父の危機にペルセウスが立ち上がり、三本の神器を集めてクロノスを倒すべく父を助けに向かう物語が今回の中心になる。前作同様、CGの使い方が実にうまくて、少年心をくすぐるような迫力あるスペクタクルシーンが満載でした。そして、前作同様、いよいよというところでペガサスに乗ったペルセウス三種の神器を集めた三双の槍をもって颯爽と現れクロノスを倒す。という展開になる。このわくわくが最高ですね。

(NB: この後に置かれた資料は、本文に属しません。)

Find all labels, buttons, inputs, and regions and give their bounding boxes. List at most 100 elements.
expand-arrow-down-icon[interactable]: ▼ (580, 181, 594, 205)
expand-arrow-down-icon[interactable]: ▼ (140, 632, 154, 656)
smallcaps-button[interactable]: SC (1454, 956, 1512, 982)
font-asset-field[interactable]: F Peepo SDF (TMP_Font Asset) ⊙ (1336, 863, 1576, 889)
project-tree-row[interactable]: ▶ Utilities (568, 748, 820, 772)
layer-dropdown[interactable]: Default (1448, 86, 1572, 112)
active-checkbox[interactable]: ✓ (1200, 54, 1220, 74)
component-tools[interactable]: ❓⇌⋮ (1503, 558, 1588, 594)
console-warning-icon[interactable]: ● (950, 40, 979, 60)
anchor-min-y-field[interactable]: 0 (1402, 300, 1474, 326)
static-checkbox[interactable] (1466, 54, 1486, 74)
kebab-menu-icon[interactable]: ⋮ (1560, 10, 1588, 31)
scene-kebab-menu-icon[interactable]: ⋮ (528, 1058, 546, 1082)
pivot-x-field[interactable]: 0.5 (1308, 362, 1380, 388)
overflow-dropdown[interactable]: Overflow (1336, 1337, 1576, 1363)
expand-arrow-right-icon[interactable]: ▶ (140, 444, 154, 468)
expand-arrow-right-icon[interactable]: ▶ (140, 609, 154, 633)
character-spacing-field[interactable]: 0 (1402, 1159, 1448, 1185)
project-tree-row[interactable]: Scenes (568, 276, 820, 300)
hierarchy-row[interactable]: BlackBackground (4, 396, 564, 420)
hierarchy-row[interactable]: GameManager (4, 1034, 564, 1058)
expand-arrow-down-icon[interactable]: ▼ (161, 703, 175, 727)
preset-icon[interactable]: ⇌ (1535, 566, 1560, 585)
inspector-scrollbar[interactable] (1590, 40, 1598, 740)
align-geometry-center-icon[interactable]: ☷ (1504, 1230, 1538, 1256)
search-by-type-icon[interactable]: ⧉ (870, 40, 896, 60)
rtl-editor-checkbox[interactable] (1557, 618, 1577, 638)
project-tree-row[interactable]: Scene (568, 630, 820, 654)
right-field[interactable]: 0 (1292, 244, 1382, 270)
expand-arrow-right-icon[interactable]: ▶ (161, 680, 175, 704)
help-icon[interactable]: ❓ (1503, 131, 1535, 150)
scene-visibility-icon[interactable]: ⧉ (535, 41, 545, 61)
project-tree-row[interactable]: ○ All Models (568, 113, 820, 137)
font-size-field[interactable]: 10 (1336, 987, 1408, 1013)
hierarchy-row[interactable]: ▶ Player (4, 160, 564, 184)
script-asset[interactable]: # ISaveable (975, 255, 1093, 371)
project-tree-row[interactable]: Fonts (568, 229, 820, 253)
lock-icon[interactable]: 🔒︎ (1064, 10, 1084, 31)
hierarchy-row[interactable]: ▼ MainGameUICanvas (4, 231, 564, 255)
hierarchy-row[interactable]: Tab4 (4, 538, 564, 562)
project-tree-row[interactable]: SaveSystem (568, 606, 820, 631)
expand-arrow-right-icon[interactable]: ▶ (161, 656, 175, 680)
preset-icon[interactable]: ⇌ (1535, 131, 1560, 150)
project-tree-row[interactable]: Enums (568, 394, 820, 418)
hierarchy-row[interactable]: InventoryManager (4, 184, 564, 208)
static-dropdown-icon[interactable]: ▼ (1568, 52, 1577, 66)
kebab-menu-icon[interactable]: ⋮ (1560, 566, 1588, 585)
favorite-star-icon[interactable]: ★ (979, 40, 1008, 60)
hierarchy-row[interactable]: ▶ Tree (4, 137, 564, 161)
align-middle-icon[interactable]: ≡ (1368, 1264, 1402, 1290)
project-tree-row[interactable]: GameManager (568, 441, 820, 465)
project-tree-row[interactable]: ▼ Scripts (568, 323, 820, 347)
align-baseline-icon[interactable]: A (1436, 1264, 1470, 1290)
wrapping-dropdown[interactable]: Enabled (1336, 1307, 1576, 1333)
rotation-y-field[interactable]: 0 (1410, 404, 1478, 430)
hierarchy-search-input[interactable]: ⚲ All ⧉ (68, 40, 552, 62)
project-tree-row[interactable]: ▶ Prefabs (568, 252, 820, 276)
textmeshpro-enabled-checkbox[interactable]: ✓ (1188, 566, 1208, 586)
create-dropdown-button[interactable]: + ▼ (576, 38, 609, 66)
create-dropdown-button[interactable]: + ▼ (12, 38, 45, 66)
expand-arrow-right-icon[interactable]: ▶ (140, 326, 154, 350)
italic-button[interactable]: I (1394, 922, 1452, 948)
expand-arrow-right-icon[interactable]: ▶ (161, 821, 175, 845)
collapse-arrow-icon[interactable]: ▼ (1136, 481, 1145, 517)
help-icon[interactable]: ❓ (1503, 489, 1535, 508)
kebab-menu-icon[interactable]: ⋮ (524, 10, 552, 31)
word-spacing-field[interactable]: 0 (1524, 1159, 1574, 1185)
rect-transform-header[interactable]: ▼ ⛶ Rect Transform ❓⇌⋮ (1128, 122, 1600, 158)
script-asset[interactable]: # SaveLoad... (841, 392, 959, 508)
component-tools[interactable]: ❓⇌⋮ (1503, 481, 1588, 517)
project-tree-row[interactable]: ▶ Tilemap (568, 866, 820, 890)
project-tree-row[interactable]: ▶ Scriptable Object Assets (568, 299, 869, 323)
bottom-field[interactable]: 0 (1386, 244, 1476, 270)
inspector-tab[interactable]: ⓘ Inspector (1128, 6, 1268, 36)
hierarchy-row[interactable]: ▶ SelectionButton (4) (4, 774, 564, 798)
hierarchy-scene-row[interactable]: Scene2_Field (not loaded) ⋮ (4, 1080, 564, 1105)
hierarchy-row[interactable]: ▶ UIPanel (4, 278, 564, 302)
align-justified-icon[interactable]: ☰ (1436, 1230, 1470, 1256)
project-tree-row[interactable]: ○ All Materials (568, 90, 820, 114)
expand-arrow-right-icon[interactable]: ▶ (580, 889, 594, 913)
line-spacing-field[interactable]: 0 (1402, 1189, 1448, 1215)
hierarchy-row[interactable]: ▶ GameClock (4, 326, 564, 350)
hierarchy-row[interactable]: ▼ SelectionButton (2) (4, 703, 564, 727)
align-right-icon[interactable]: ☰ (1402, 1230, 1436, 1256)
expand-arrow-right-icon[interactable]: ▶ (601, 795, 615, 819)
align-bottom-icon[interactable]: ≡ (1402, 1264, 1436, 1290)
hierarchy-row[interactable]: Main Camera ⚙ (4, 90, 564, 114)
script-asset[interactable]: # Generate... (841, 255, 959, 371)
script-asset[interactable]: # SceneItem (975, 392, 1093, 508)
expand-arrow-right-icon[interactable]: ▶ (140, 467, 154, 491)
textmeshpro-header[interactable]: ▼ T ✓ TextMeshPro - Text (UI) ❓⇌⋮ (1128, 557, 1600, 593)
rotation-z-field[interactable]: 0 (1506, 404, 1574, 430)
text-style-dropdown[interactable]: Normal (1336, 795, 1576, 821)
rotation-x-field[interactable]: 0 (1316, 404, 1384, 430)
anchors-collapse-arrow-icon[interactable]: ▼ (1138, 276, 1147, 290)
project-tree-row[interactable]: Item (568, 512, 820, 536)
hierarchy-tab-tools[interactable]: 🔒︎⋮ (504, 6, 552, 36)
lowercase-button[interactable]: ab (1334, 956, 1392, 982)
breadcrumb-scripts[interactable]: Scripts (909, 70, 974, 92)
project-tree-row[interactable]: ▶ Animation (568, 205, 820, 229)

全編、見せ場の連続というほど、次々と炎を効果的に利用した派手な戦闘シーンの連続で息つく暇もないほどに画面を見続けてしまう。ストーリー展開もスピード感満点で、これといった面倒な親子愛や神と人間の時の流れなどのメッセージが最小限に押さえられているので、ある意味薄っぺらなのかもしれませんが、スペクタクルを堪能するのに最高の効果を上げています。難をいうと、巨人との戦いなどのシーンがアップを多用しすぎていせいか折角の架空の怪物たちの大きさや不気味さが認識しにくいのがもったいない気がする。

クロノスを倒すものの、力つきたゼウスは死んで、ペルセウスと息子はさらなる戦いに備え、村に帰らず女王アンドロメダの元にとどまってエンディングになる。

続きを作ってもまた見に行きたくなる単純な娯楽映画で、とっても楽しめました。やはりこういうわくわくがあるのが特撮映画の醍醐味ですね。楽しかった。